Then again, she seems to give much harder questions than a first grader is expected to know. An especially egregious example (besides the insect collection) involves a word problem that requires knowledge of multiplication and algebra!
Not to mention, the class projects she gives include having to collect FIFTY different leaves/insects and labeling them with their scientific Latin names. No wonder Calvin views school as comparable to forced labor.
Sitcom Arch-Nemesis: Until he learned otherwise, Calvin 'sort of assumed' that his teacher slept in a coffin all summer.
Calvin: I guess that has a certain unethical logic to it...
Fat Bastard: Described as such by Hobbes, and he is noticeably heftier than the other six-year-olds.
Flat Character: Unlike most other characters in the series, who have sympathetic sides and are open to various interpretations, Moe pretty much exists just to be a jerk to Calvin.
Jerkass: No denying it. He's nothing more than a complete and total hoodlum.
Jerk Jock: The thug never ceases to intimidate Calvin when it comes to sports in gym class.
Karma Houdini: Torments and beats up Calvin without provocation, and never really receives any punishment or payback. Though Calvin did appear to get the better of him when he introduced him to Hobbes, an act that confused Moe so much that he practically begged that Calvin leave him alone.
Painting the Medium: He is the only character who speaks in mixed caps instead of all caps, and his speech appears to have been written with a pencil.
For eight bucks a night, I don't put up with much.
Calvin's babysitter. She's often the only one in the neighborhood willing to babysit Calvin for his parents, provided she gets paid extra of course.
Ascended Extra: Watterson created her for just one story arc, but quickly realized having a character Calvin was actually intimidated by could provide a lot of material, so she appeared several more times.
Batman Gambit: In her final appearance in the strip, Rosalyn uses this to get Calvin to behave. She makes him want to do his homework and clean his room by offering to play Calvinball with him, and then actually wins the game when they play it, having learned about the (lack of) rules in the course of it.
Blackmail Is Such an Ugly Word: As the only babysitter in town who will agree to babysit Calvin, she's in a primo bargaining position.

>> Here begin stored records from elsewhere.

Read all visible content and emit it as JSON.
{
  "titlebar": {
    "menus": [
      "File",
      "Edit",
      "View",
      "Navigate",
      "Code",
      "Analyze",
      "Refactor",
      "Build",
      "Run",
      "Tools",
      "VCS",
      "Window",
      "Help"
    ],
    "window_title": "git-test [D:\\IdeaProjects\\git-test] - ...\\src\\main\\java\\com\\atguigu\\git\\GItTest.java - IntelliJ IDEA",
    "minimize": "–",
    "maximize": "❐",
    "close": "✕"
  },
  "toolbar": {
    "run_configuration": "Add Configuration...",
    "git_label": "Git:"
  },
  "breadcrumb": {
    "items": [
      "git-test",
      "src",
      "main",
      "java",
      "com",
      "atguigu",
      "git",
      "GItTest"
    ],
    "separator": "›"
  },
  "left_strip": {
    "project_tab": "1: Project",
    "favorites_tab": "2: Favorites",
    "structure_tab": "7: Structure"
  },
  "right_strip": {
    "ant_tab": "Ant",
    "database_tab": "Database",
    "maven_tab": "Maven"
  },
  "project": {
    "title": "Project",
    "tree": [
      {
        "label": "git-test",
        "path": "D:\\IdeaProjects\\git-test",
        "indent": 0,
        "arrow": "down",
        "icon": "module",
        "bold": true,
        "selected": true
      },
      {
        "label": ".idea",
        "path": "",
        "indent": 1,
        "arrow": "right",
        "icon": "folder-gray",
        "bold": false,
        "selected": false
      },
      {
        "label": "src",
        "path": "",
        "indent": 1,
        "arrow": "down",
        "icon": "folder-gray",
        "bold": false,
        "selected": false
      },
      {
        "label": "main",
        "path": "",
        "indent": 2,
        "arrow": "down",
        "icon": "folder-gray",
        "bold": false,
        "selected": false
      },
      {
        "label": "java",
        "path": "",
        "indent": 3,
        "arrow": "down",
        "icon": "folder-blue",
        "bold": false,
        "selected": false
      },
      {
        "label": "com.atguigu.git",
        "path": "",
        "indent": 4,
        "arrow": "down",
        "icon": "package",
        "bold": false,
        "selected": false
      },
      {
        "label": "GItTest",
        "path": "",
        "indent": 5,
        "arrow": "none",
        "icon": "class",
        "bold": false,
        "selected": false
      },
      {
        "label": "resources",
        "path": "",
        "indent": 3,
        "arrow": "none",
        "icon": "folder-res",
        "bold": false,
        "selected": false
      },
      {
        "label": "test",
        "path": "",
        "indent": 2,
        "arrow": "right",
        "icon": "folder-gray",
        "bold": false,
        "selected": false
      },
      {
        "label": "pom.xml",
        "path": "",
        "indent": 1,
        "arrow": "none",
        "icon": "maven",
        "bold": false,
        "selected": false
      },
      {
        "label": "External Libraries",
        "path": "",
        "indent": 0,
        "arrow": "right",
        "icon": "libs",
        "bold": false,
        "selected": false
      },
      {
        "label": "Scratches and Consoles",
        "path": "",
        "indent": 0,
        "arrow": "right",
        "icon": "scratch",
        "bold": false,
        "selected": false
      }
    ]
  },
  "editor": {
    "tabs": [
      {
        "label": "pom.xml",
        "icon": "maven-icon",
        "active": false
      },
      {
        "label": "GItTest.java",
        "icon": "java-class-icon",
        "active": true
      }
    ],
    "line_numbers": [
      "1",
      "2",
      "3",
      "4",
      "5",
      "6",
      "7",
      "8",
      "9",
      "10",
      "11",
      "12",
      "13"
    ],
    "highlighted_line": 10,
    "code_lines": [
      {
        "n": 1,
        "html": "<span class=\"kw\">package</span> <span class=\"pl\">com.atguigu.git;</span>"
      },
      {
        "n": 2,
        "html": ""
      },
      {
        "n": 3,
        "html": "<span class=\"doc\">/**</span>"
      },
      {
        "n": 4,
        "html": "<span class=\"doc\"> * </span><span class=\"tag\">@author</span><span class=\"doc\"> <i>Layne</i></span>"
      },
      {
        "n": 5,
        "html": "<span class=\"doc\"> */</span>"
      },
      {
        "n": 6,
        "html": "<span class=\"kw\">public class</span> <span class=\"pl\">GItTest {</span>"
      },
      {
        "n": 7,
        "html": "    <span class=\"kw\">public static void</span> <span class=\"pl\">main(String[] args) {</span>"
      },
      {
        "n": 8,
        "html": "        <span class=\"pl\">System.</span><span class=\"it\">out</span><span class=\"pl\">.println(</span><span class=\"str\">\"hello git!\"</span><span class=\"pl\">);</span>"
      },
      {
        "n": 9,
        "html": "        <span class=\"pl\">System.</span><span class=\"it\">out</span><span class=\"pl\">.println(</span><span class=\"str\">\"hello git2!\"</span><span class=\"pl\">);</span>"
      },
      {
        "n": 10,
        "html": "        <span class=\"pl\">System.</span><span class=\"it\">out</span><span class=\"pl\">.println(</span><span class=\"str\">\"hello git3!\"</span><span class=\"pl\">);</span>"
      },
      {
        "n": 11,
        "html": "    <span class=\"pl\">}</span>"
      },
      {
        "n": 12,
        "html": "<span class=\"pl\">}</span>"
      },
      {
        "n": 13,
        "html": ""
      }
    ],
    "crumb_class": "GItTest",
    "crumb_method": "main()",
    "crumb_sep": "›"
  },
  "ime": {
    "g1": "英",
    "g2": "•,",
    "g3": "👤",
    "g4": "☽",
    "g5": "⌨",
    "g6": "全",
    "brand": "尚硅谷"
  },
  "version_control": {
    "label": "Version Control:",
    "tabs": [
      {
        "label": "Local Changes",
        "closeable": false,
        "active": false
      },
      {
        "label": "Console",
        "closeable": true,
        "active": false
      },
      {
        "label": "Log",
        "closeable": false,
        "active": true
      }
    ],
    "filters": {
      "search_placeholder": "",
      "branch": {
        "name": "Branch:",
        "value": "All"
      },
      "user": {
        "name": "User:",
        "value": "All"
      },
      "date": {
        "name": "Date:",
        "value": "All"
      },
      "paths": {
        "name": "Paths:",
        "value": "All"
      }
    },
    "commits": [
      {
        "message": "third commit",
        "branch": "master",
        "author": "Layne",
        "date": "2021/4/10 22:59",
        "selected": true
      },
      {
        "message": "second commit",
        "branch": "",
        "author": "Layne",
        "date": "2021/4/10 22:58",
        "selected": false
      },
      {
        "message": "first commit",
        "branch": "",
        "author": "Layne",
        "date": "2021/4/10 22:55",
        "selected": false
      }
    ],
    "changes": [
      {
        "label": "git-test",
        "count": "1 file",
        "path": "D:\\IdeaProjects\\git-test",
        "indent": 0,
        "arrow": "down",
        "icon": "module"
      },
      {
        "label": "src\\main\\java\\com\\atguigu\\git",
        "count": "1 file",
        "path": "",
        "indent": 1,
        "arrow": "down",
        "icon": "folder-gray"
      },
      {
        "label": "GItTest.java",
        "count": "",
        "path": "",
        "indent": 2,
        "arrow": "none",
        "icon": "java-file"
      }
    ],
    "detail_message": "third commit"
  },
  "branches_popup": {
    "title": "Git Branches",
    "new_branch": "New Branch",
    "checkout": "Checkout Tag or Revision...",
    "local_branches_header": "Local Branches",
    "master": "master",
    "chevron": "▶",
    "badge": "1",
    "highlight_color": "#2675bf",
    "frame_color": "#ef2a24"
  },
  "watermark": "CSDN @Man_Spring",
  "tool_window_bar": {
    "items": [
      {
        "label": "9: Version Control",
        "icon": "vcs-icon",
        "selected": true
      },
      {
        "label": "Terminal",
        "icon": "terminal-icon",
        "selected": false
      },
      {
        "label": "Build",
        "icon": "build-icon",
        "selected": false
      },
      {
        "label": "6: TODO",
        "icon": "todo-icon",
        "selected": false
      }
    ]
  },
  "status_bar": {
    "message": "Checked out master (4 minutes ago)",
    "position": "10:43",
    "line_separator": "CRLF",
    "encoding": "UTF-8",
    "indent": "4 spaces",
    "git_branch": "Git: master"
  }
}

College tuition, y'know.
Phrase Catcher: "If you're Calvin's good side, you should be a lot smaller."
The Reveal: Calvin's mother initially thinks Calvin has turned over a new leaf, but when he leaves for school, Calvin and Hobbes are seen hiding under the bed, commenting on their success.
Shadow Archetype: Contains many qualities Calvin would like to ignore, such as helpfulness, diligence, and a crush on Susie.
Calvin's uncle, on his father's side, who lives far enough away that he hardly ever sees Calvin and his family.
Chuck Cunningham Syndrome: Essentially the reverse Rosalyn; he was intended to be a recurring character, but after the arc Watterson realized he didn't have much personality, didn't bring out anything new in Calvin, and also required some awkward writing to avoid having him call his brother and sister-in-law by their names.
There are several of these, due to Calvin's rampant imagination, including Wonga-Taa (King of Jungle) and an unnamed, enormous carnosaur known to science only as the Calvinosaur. The most common personae, however, have their own folders below.
Minimalist Cast: Stupendous Man is the only visible character in these daydreams. Other characters are alluded to (Mom Lady, Babysitter Girl, Crab Teacher), but we only see them when the POV switches back to the real world.
Paper-Thin Disguise: Subverted. Calvin thinks his hood and cape hide his identity, when they actually don't.
Guns Are Worthless: You could probably count the number of times his gun hasn't backfired on him or proven ineffective against his target on your one hand. Then again, considering Calvin's Weapon of Choice in reality is a suction dart pistol, and the aliens often represent his real life enemies, it's clear that his imaginary weapon's effectiveness is equivalent to his real weapon's.
Art Shift: Noir art, which is almost completely black with some white so you know what's going on. Watterson mentions he did it purposely to make it harder to look at, as the eye, being lazy, favors blank white spaces.
Real Life Writes the Plot: Watterson says that the main reason Tracer made so few appearances was simply because the Noir-ish art took too long to finish. If it hadn't, we might've been given more Tracer Bullet cases to enjoy.
In-universe, Calvin is first seen using the Tracer Bullet fantasy when he is covering up a bad haircut with a fedora.
''I didn't like the way this story was shaping up, so I decided to write a new ending with my .45 automatic as co-author... My friend made three profound arguments while I excused myself. I always leave when the talk gets philosophical. Just as I finished putting all the puzzle pieces together, the dame's hired goon jumped out of nowhere and practiced for his chiropractic degree."